LG Essen: Prozesserfolg für Matthias Helferich


Am späten Abend des 03.09.2026 hat das LG Essen nach sechsstündiger mündlicher Verhandlung eine Einstweilige Verfügung, die der Bundestagsabgeordnete Knut Meyer-Soltau gegen seinen Parteikollegen und ebenfalls MdB Matthias Helferich im Juli erwirkt hatte, aufgehoben. Hintergrund war ein eskalierter Streit auf dem Landesparteitag der AfD im Juli in Marl. Es kam wenigstens zu verbalen Auseinandersetzungen. Im Raum stand auch ein - ggfs. fahrlässiger - Rempler des Klägers. Daraufhin hatte Helferich seinen Kontrahenten wegen Beleidigung u.a. angezeigt.       

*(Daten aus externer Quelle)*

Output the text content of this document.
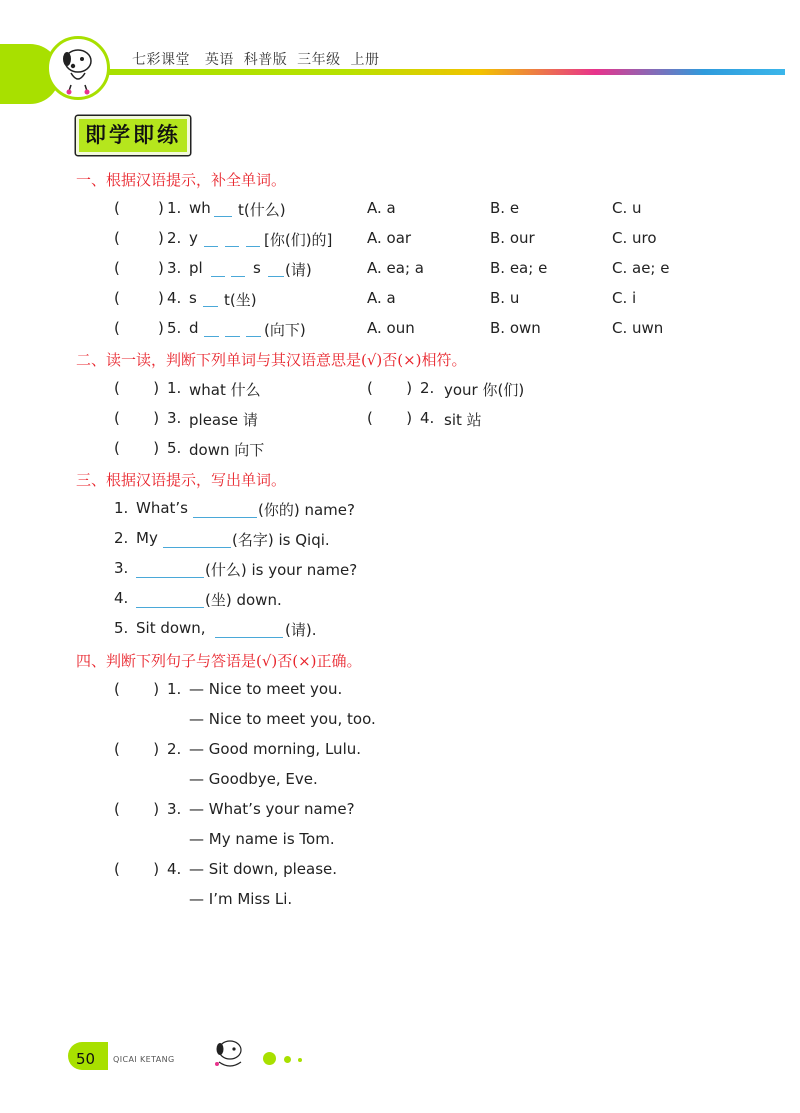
七彩课堂   英语  科普版  三年级  上册
即学即练
一、根据汉语提示，补全单词。
(	) 1. wh t(什么)	A. a	B. e	C. u
(	) 2. y	[你(们)的] A. oar	B. our	C. uro
(	) 3. pl	s (请)	A. ea; a	B. ea; e	C. ae; e
(	) 4. s t(坐)	A. a	B. u	C. i
(	) 5. d	(向下)	A. oun	B. own	C. uwn
二、读一读，判断下列单词与其汉语意思是(√)否(×)相符。
(       ) 1. what 什么	(       ) 2. your 你(们)
(       ) 3. please 请	(       ) 4. sit 站
(       ) 5. down 向下
三、根据汉语提示，写出单词。
1. What’s	(你的) name?
2. My	(名字) is Qiqi.
3.	(什么) is your name?
4.	(坐) down.
5. Sit down,	(请).
四、判断下列句子与答语是(√)否(×)正确。
(       ) 1. — Nice to meet you.
— Nice to meet you, too.
(       ) 2. — Good morning, Lulu.
— Goodbye, Eve.
(       ) 3. — What’s your name?
— My name is Tom.
(       ) 4. — Sit down, please.
— I’m Miss Li.
50 QICAI KETANG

"Halt die Fresse, Du dummes Arschloch"

Daraus leitete der Kläger einen Unterlassungsanspruch ab. Nachdem der nunmehrige Beklagte seine Strafanzeige an die Presse gegeben hatte, ließ sein Gegner ihm vom LG untersagen zu behaupten, er sei beschimpft oder vom Stuhl geschubst worden, obwohl das Wort "Schubsen" in der Anzeige nicht vorkam. Im Zuge des Prozesses musste Meyer-Soltau dann außerdem einräumen, anlässlich des Streits auf  dem Parteitag gesagt zu haben: "Halt die Fresse, Du dummes Arschloch". Dass eine solche Wortwahl mit dem Begriff "Beschimpfen" zutreffend bewertet ist, dürfte kaum zu bestreiten sein; der Kläger behauptete jedoch, die Äußerung sei eine Art Selbstgespräch und nicht auf Helferich gemünzt gewesen. Dieser eher fragwürdigen Argumentation, die sich in der Beweisaufnahme nicht bestätigte, sind die Richter offensichtlich nicht gefolgt. Im Antrag hatte Meyer-Soltau diesen Teil des Sachverhalts noch komplett verschwiegen. 

Die Urteilsgründe liegen zum jetzigen Zeitpunkt (04.09.26, 12.30 Uhr) noch nicht vor. Unklar ist daher derzeit, ob das Gericht es für erwiesen hielt, ob der Beklagte die Äußerung zur  Schubserei getätigt hatte oder ob sie womöglich vom Recht auf freie Meinungsäußerung gedeckt waren.